如何爬取动态数据,就是ajax请求的数据
比如说在代码中
<html>
<head>
<title>开课课程信息</title>
<meta name="GENERATOR" content="Microsoft FrontPage 3.0">
</head>
<frameset border="false" frameborder="0" rows="30,*">
<frame name="header" scrolling="no" noresize target="frmCourMain" src="akcjj.asp" marginwidth="0"
marginheight="0">
<frame name="frmCourMain" src="akechengdw.asp" scrolling="auto" target="frmCourMain">
<noframes>
<body>
<p>This page uses frames, but your browser doesn't support them.</p>
</body>
</noframes>
</frameset>
</html>
从代码中可以看出来源的数据是框架的akechengdw.asp,但是如何爬取这样的数据
巴扎黑2017-04-17 15:40:59
If it is data requested by ajax, there are generally two ideas.
1. It is a simulated browser to access.
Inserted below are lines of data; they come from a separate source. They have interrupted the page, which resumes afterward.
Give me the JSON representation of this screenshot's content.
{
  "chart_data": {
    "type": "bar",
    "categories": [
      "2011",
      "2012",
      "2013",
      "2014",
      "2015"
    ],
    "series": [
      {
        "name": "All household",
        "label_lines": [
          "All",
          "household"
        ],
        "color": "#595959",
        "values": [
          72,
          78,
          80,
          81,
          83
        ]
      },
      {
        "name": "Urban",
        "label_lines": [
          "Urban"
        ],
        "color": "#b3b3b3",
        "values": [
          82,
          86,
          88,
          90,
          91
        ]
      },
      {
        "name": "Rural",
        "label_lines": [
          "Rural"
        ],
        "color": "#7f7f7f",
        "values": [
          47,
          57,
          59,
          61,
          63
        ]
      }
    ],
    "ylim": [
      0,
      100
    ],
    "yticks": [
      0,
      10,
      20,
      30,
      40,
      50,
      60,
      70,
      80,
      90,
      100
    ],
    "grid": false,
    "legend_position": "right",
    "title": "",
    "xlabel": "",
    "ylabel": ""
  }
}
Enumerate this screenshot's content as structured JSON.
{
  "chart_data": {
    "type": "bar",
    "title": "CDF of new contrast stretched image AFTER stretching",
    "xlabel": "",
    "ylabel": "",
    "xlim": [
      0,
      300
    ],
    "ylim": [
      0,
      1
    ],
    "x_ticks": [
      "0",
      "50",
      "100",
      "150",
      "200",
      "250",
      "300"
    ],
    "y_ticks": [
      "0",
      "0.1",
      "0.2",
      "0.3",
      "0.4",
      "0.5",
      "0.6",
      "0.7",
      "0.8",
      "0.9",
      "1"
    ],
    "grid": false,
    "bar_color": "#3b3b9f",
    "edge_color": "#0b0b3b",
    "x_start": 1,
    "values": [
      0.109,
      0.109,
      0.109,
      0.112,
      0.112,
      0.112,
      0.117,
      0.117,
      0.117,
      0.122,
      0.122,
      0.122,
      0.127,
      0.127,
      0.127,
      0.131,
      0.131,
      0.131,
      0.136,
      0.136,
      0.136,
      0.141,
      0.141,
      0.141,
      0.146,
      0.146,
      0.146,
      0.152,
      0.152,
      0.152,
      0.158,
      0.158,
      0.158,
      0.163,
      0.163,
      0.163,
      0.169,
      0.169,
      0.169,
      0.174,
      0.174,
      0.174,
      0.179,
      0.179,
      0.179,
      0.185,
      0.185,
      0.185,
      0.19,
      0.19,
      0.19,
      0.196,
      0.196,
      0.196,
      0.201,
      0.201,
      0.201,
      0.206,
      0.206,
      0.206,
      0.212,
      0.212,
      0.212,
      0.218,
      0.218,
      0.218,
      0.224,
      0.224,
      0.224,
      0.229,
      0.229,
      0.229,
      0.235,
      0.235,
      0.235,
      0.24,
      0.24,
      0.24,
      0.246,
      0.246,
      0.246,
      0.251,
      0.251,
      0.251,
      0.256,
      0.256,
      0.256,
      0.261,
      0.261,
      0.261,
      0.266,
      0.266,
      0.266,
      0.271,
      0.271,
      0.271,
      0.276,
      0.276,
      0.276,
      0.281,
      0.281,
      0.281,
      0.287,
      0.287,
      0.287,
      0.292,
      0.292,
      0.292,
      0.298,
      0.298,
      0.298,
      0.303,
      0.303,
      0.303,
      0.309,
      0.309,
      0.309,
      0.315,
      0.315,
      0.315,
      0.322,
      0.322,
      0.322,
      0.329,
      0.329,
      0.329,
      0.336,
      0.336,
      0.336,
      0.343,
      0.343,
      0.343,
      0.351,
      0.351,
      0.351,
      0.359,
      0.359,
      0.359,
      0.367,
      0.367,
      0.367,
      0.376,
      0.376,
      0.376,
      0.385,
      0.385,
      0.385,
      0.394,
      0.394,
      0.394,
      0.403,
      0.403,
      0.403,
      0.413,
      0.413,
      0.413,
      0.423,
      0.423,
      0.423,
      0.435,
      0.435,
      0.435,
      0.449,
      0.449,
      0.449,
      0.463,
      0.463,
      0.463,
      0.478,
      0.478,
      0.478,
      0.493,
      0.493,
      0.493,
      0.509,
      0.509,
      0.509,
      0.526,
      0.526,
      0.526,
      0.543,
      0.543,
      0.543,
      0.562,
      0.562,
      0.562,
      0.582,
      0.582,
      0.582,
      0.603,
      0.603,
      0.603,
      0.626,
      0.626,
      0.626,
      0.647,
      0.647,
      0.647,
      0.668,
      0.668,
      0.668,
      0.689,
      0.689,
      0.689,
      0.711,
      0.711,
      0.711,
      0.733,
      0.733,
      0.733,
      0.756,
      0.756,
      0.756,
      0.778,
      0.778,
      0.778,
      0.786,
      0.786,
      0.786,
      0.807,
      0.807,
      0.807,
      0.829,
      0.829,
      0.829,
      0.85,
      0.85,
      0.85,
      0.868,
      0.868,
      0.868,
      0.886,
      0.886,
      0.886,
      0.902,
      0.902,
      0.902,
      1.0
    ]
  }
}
Specifically, you can use Google to simulate the browser crawler keyword, but you still have to practice it yourself.
2. Find the relevant interface, crawl the interface, and pay attention to some request headers.
巴扎黑2017-04-17 15:40:59
F12 looks at the ajax request, just pay attention to disguise it, such as user agent, referrer and so on.
If you need login permission, just add a cookie to identify the user. You can try it one by one.
If there is a CSRF defense mechanism, just find the hidden CSRF token and attach it to it.
阿神2017-04-17 15:40:59
Two ideas to supplement the one above
To simulate a browser, you can generally use some headless broswer. For Node, there are some packages, such as https://github.com/amir20/pha...
PHP中文网2017-04-17 15:40:59
At least post a url. I suggest you go to Baidu first and look up "The Art of Questioning". Don't talk so much. It's all just talk. When you ask questions, you have to let others understand.